O reconhecimento, além da aclamação do público e dos colegas, veio em premiações: em 2005, recebeu o 1º Prêmio Vitor Mateus Teixeira (Teixeirinha) da Assembleia Legislativa como melhor instrumentista gaúcho, e, em 2013, foi homenageado com o Troféu Guri do Grupo RBS. Em 2011 e 2012, Gilberto percorreu o país com sua gaita através do projeto Sonora Brasil – Formação de Ouvintes Musicais, promovido pelo SESC, que levou shows itinerantes para todos os estados.
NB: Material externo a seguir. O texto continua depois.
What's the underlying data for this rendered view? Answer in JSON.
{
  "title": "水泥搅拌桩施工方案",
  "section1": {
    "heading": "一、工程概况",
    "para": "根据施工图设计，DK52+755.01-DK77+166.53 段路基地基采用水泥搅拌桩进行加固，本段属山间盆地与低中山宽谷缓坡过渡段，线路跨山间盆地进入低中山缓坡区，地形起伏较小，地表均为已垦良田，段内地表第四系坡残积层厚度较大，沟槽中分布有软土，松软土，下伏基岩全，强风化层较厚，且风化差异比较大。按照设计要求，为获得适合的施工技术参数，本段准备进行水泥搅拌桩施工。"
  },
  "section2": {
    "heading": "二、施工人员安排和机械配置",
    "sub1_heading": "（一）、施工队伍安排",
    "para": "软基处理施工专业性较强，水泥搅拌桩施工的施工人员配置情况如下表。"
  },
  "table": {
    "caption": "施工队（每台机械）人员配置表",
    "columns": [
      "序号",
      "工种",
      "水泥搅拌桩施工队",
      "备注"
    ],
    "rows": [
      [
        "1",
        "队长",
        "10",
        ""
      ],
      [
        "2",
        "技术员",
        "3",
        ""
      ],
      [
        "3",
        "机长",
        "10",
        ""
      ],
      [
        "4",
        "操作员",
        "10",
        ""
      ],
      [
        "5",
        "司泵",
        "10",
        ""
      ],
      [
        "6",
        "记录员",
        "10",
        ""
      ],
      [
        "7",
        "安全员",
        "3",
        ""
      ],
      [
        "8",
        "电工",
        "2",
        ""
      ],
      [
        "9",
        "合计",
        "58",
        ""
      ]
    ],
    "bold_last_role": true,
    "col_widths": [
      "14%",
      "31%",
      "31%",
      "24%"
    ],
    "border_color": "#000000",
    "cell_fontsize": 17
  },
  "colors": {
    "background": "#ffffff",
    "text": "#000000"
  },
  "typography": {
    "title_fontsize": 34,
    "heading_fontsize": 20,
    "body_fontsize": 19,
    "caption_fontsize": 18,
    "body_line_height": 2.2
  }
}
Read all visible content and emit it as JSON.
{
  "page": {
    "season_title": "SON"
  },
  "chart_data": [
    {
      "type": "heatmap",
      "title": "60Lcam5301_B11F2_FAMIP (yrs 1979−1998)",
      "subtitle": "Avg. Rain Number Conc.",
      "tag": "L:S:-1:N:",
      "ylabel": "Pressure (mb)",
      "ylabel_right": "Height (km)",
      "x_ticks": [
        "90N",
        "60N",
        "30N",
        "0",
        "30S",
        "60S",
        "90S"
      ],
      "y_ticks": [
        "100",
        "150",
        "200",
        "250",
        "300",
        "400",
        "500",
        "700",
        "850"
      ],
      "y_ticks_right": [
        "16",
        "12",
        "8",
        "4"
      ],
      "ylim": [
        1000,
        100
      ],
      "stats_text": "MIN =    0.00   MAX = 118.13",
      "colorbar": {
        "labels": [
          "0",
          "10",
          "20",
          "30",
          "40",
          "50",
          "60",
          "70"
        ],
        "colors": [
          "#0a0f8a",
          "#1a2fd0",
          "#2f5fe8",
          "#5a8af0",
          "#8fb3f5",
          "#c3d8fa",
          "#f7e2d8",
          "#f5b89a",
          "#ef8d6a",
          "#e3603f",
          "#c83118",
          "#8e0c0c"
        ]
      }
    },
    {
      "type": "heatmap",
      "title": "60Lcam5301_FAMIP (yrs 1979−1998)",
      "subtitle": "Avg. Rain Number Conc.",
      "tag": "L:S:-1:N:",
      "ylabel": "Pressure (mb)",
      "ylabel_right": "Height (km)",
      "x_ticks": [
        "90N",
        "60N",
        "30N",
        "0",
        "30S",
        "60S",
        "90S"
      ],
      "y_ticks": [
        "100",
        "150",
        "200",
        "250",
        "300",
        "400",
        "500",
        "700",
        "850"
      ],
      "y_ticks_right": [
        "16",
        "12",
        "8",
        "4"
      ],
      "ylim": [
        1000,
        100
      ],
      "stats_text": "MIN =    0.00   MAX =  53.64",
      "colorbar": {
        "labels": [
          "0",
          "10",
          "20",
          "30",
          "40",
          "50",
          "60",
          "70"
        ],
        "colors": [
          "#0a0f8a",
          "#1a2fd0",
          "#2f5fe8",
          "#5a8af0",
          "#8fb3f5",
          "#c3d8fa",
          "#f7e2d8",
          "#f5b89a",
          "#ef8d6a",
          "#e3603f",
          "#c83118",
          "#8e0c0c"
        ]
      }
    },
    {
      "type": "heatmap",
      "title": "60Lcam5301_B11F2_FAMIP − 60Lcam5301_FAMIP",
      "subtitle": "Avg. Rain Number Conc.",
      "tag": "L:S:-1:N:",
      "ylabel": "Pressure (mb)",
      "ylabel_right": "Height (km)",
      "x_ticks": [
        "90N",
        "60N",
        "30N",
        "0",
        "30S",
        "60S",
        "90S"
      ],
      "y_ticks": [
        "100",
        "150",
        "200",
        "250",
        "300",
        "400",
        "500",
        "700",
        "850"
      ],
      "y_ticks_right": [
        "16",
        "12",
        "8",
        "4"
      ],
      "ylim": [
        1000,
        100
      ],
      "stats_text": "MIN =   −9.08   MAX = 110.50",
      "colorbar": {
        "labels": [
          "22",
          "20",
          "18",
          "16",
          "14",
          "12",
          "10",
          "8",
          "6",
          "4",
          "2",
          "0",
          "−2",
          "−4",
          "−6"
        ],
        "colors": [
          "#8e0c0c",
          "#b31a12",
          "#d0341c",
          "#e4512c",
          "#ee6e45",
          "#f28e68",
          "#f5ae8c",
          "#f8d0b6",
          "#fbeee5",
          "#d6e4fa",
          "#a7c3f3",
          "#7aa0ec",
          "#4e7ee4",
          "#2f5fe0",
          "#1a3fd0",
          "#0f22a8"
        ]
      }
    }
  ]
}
O instrumentista integrou as apresentações “Sotaques do Fole”, resgatando temas antigos do sul e levando suas composições para um público diverso. “Fiz 118 apresentações por todo o país, todas as capitais, fora as pequenas grandes cidades”, conta.

Alma de compositor

Gilberto é crítico ao falar de si mesmo: “Acho que agora estou atingindo uma maturidade no trabalho, estou me sentindo mais em condições”, declara. “Sou crítico porque escuto muito – já escutei altos músicos, então me sinto sempre aquém”. Essa autoavaliação não revela, mas seu trabalho é referência para diversos músicos, muitos dos quais ajudou a introduzir no meio artístico. “Estou sempre procurando me superar – e acho que estou me superando tecnicamente, criando novos temas”. Suas criações são inspiradas em histórias que lê, em passagens da sua vida, às vezes até na energia da própria plateia. “Eu subo no palco e já saio criando”, ri. “Sou um músico eternamente inspirado. Minha inspiração vem de berço e também de grandes músicos com quem eu convivi e com quem toquei muitos anos, como Lucio Yanel, meu amigo e um músico maravilhoso”. As apresentações de Gilberto são permeadas por conversas – onde explica, por exemplo, que um dos vaneirões que interpreta no palco  era tocado pelos gaiteiros para tropas da Revolução Federalista de 1893. Tocando, parece sentir cada nota das canções. “Eu não posso olhar o teclado. Se olhar, me perco”, segreda. Os olhos fechados ajudam a criar uma aura de profunda conexão com o instrumento. A cordeona chora, respira fundo e solta sua voz nas mãos de Gilberto, para encanto dos amantes da música instrumental.